Bug 64654

Summary: Ant may still use java.io.tmp as tmp directory
Product: Ant Reporter: Sourabh Sarvotham Parkala <sourabh.sarvotham.parkala>
Component: CoreAssignee: Ant Notifications List <notifications>
Status: RESOLVED WONTFIX    
Severity: normal    
Priority: P2    
Version: 1.9.15   
Target Milestone: ---   
Hardware: PC   
OS: All   

Description Sourabh Sarvotham Parkala 2020-08-07 13:54:14 UTC 
This is in association to a CVE CVE-2020-1945.

Affected version : All Apache Ant versions <= 1.10.8 (Including).

The CVE states to use the new Ant property 'ant.tmpdir' for default tmp directory. But the fix does not restrict the users from still using 'java.io.tmpdir' as a tmp directory for Ant. Also no default or safe value (tmp directory path) is provided to the new Ant property.


This bug is to indicate that, it would be good to set a proper default directory path to ant.tmpdir. Instead of expecting the user to set the property `ant.tmpdir` with a path value.

Because, if the user does not set the `ant.tmpdir` property with a safe path value. The user could still use 'java.io.tmpdir' property path value as Ant tmp directory (which is considered as unsafe).

The bug is filed in reference to this line in Apache Ant GitHub https://github.com/apache/ant/blob/rel/1.10.8/src/main/org/apache/tools/ant/util/FileUtils.java#L998
Comment 1 Stefan Bodewig 2020-08-11 13:10:23 UTC 
Actually, java.io.tmpdir is our best bet for finding a writable directory.

Some time in the past we created temporary files inside of the current working directory rather than the system tempdir and had to change that as in some contexts the CWD was unwritable. Think CI system using read-only containers that only mount the build tree.

Most Ant tasks create temporary files inside of the build tree, but not all of them. When we fixed CVE-2020-1945 we discussed making all tasks ensure they write to the build directory but not all places that create temporary files actually know the concept of a "build directory". So any such solution would have been partial.

Current master will set up a user-specific 700 permission temp directory inside of java.io.tmpdir if this is possible. But this really still is a kludge and won't work on Windows.

Therefore the best approach is and remains the user sets up a directory with proper permissions before starting Ant.
Comment 2 Sourabh Sarvotham Parkala 2020-08-24 12:03:33 UTC 
Hello Stefan,

Thank you for the  response. As I understand, creating a tmp folder in random locations is creating an access permission issue. This is even more restrictive when using Apache Ant in Windows OS.

Please correct me if I am wrong.

However a suggestion, Have you considered using "~/" USER_HOME folder for this tmp directory creation?

Would USER_HOME folder serve your purpose and allow appropriate access folder permissions after creation of tmp directory for Ant use?

Just a  thought.

Please let me know, if this is something to be considered

Thanks
Sourabh
Comment 3 Stefan Bodewig 2020-08-24 13:27:31 UTC 
There are cases, where the users home directory is not writable by Ant. The most simple example are docker containers with read-only mounted filesystems as can be found in certain CI systems.
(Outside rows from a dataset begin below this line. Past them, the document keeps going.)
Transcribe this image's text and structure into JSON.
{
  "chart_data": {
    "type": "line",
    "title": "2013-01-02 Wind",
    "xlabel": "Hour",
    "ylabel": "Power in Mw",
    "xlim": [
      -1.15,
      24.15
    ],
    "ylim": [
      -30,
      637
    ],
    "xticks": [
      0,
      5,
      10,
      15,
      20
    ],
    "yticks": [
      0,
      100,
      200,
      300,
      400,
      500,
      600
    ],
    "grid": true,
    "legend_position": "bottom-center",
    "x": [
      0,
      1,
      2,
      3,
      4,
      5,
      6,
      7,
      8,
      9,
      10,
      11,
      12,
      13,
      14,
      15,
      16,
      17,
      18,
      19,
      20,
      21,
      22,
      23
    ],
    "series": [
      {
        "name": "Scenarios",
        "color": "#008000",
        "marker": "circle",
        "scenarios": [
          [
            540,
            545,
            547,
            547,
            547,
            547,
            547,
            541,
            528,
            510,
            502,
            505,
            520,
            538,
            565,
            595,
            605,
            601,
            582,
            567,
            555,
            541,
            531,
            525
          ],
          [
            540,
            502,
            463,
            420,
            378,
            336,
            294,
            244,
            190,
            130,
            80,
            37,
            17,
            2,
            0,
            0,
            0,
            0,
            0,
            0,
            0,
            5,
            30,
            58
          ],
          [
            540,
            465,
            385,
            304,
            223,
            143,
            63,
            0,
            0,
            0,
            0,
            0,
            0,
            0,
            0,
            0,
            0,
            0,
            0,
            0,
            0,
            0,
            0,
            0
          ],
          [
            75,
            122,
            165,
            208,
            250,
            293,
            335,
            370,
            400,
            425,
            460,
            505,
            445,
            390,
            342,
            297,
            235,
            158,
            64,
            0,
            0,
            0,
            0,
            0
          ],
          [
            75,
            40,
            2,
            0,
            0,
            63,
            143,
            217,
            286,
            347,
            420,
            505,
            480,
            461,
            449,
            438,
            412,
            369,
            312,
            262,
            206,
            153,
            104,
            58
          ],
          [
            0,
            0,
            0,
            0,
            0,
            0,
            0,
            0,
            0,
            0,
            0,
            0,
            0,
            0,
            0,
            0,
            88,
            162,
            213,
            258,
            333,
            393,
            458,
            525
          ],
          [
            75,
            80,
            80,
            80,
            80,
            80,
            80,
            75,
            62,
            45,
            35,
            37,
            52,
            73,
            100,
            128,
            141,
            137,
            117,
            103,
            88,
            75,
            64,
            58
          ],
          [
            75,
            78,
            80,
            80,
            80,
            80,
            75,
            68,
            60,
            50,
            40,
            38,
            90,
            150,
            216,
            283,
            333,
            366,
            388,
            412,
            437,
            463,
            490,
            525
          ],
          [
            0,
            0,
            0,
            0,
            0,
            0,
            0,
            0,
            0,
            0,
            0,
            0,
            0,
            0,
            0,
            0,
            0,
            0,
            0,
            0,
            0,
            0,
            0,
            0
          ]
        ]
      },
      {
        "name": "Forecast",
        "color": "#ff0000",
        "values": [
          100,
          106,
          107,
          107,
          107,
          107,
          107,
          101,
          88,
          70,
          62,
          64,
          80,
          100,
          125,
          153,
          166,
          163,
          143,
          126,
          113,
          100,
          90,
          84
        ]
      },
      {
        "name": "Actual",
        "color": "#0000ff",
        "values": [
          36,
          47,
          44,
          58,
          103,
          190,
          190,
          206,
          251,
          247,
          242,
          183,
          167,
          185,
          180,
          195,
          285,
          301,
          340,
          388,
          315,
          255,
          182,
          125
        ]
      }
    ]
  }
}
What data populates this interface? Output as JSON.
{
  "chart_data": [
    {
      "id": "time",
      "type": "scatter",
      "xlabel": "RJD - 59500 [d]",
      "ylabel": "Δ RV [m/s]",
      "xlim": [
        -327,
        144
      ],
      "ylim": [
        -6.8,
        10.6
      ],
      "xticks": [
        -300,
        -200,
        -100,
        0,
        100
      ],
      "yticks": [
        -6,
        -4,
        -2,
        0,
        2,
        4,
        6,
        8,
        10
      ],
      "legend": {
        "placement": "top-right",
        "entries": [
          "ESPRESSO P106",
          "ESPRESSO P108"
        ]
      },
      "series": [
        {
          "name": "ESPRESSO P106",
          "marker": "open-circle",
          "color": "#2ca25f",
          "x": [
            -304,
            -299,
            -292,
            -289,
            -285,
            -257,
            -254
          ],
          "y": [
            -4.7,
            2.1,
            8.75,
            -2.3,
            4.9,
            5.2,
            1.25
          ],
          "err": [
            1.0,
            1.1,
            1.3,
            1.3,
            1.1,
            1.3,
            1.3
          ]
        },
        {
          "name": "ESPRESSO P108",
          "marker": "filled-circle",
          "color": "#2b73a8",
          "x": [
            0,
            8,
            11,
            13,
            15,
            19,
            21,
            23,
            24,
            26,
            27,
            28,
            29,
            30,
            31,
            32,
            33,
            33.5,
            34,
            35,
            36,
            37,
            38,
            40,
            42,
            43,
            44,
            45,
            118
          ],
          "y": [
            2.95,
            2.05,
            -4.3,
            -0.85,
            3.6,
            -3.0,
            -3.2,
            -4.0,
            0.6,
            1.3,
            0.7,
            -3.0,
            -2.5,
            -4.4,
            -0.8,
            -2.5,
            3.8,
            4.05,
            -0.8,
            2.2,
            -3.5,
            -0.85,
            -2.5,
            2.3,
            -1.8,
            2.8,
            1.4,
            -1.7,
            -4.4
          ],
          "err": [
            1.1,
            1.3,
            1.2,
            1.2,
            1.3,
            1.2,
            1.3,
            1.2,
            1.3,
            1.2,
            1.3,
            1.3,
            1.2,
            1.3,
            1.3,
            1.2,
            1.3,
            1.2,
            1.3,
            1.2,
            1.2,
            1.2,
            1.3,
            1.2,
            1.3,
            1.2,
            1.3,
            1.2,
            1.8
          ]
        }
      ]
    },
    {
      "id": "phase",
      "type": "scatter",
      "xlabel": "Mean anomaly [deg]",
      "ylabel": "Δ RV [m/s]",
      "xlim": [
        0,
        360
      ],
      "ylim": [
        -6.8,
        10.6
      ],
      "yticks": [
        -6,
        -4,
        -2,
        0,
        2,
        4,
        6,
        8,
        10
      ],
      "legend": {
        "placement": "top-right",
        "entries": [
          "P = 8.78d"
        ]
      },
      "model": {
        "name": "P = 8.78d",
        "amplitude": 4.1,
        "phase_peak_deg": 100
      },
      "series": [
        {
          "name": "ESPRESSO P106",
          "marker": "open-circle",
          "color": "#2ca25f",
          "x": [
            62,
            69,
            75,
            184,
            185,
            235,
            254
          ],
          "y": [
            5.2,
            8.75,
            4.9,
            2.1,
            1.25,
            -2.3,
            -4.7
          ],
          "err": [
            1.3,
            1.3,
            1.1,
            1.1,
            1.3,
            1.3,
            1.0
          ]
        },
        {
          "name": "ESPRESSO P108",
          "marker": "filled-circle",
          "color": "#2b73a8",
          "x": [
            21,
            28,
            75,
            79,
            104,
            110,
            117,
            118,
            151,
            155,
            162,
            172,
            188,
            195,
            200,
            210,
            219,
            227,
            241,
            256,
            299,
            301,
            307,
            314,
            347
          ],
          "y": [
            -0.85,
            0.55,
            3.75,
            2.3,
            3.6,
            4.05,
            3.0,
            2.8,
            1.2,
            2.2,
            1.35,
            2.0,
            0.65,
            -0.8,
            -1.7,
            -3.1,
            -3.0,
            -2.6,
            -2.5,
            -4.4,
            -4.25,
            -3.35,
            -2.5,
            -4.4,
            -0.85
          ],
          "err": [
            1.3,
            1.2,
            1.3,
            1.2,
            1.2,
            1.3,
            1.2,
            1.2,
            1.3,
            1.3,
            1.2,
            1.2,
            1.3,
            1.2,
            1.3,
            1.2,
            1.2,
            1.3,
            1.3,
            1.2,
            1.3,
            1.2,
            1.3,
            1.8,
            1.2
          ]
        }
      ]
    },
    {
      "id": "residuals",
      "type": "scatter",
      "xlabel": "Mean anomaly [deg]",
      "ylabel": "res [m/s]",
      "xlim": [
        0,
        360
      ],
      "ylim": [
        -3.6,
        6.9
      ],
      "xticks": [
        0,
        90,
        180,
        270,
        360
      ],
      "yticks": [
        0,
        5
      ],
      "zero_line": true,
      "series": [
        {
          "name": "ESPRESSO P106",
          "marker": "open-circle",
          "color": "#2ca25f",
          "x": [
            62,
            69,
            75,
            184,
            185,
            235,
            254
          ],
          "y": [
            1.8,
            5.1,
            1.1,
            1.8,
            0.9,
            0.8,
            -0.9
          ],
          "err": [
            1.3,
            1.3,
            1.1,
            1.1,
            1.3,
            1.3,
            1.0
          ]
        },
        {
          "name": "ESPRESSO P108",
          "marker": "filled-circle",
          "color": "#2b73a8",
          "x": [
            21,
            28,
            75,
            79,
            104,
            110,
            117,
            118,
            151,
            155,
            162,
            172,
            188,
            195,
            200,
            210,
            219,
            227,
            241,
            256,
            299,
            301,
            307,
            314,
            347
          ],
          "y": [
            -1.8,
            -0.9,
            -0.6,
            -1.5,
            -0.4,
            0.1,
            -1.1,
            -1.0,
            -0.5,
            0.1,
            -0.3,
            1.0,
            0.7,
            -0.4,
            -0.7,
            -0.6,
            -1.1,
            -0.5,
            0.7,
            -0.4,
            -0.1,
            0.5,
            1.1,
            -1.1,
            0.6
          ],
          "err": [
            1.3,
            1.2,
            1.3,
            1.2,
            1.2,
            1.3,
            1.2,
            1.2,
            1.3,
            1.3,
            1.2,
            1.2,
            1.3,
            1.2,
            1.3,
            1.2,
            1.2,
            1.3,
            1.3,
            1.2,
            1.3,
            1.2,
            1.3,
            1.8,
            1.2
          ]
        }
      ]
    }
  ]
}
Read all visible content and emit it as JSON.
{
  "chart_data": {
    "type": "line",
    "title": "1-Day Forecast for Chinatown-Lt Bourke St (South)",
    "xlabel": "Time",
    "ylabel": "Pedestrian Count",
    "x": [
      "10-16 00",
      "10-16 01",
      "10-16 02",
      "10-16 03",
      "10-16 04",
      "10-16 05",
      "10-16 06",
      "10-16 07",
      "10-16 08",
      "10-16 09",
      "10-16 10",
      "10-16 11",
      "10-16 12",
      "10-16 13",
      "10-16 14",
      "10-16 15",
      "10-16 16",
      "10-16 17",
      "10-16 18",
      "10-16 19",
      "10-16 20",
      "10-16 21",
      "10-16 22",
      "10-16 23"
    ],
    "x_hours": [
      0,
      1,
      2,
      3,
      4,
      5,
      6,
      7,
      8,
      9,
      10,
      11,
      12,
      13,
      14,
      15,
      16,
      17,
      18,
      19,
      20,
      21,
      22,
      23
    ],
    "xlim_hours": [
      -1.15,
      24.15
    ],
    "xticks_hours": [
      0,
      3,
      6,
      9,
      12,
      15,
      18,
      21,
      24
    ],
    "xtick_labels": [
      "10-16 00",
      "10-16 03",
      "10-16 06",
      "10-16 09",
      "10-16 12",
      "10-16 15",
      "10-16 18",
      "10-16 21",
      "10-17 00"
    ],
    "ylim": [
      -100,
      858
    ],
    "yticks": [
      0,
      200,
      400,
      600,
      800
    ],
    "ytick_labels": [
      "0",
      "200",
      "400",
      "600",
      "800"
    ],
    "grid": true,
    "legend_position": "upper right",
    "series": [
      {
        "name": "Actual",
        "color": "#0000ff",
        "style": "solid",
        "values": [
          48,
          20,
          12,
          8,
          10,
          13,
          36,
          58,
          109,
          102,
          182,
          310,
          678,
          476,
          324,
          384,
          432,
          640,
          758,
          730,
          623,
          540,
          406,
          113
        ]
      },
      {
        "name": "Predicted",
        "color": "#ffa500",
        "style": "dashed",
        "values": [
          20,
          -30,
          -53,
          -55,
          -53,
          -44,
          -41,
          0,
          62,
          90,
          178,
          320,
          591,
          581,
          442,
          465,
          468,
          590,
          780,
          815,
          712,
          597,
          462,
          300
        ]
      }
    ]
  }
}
There is no location we could come up with that would be reasonably secure and we'd be sure we could write to at the same time.

This really is heavily dependent on the environment in question and so we've decided to leave full control in the hands of the people who know the environment.

If you want to enforce people to use the home directory you could define ANT_OPTS as a system environment variable, I guess. Of course people would be able to override that.